Uma plataforma para organizar as reservas de leitos foi prometida desde março, mas, até agora, não saiu do papel. Somente no dia 20 de maio, a pouco menos de seis meses da COP, foi anunciada a contratação da empresa Bnetwork, responsável por organizar hospedagens nas duas últimas edições da conferência. Enquanto isso, participantes seguem no escuro, sem saber onde irão ficar.

Empresários também pensam em pular fora

Não são só os governos que estão preocupados. O empresariado britânico também acendeu o alerta. Nick Henry, CEO da organização Climate Action, que mobiliza o setor privado para ações sustentáveis, relatou que muitos executivos estão repensando a participação. “Falta informação sobre hospedagens alternativas, como cruzeiros, escolas e até vilas militares”, reclamou.

Apesar disso, a embaixada britânica disse confiar na capacidade do Brasil de realizar uma conferência de impacto. Otimismo, neste momento, parece ser mais desejo do que realidade.

COP histórica corre risco de vexame

A realização da COP-30 em Belém carrega um simbolismo enorme: além de ser a primeira vez que o Brasil sedia o evento, a conferência ocorre em um ano crucial, logo após o planeta registrar, pela primeira vez, uma média de aquecimento acima de 1,5ºC — limite crítico definido no Acordo de Paris.

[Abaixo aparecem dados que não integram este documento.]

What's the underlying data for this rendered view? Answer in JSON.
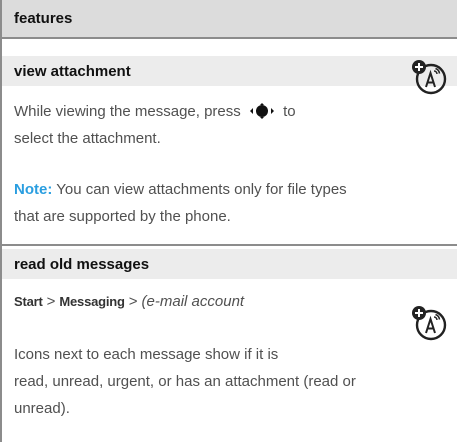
{
  "header": {
    "title": "features"
  },
  "section1": {
    "title": "view attachment",
    "line1_pre": "While viewing the message, press",
    "line1_post": "to",
    "line2": "select the attachment.",
    "note_label": "Note:",
    "note_line1": " You can view attachments only for file types",
    "note_line2": "that are supported by the phone.",
    "icon": "network-dependent-feature-icon"
  },
  "section2": {
    "title": "read old messages",
    "path_start": "Start",
    "path_sep": ">",
    "path_messaging": "Messaging",
    "path_sep2": ">",
    "path_account": "(e-mail account",
    "line1": "Icons next to each message show if it is",
    "line2": "read, unread, urgent, or has an attachment (read or",
    "line3": "unread).",
    "icon": "network-dependent-feature-icon"
  },
  "colors": {
    "note_accent": "#2a9ee0",
    "header_bg": "#dcdcdc",
    "band_bg": "#ececec",
    "rule": "#8c8c8c"
  }
}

Também será nesta COP que os países farão a primeira revisão oficial das metas para reduzir a emissão de gases de efeito estufa. Ou seja, um evento decisivo para o futuro do planeta corre risco de ser marcado mais pelo caos logístico do que pelos avanços climáticos.

O secretário executivo do Observatório do Clima, Marcio Astrini, alerta: “Ter uma ótima infraestrutura não garante que a COP será um sucesso. Mas, se não tiver, o fracasso é certo”.

Ausência dos EUA agrava cenário

Para piorar, há a expectativa de que a Casa Branca nem envie representantes oficiais. A ausência dos Estados Unidos, que já aconteceu durante o governo Trump (2017-2021), enfraquece o evento, embora alguns estados americanos, como a Califórnia, ainda devam participar por conta própria.

O presidente da COP-30, embaixador André Corrêa do Lago, admitiu que a saída dos EUA do Acordo de Paris é um “baque considerável”, mas reforçou que o país vai seguir representado por universidades, empresas e governos estaduais.

Enquanto isso, o tempo corre. E o risco de a COP-30 ficar mais conhecida pelos perrengues em Belém do que pelas soluções para o clima global nunca foi tão real.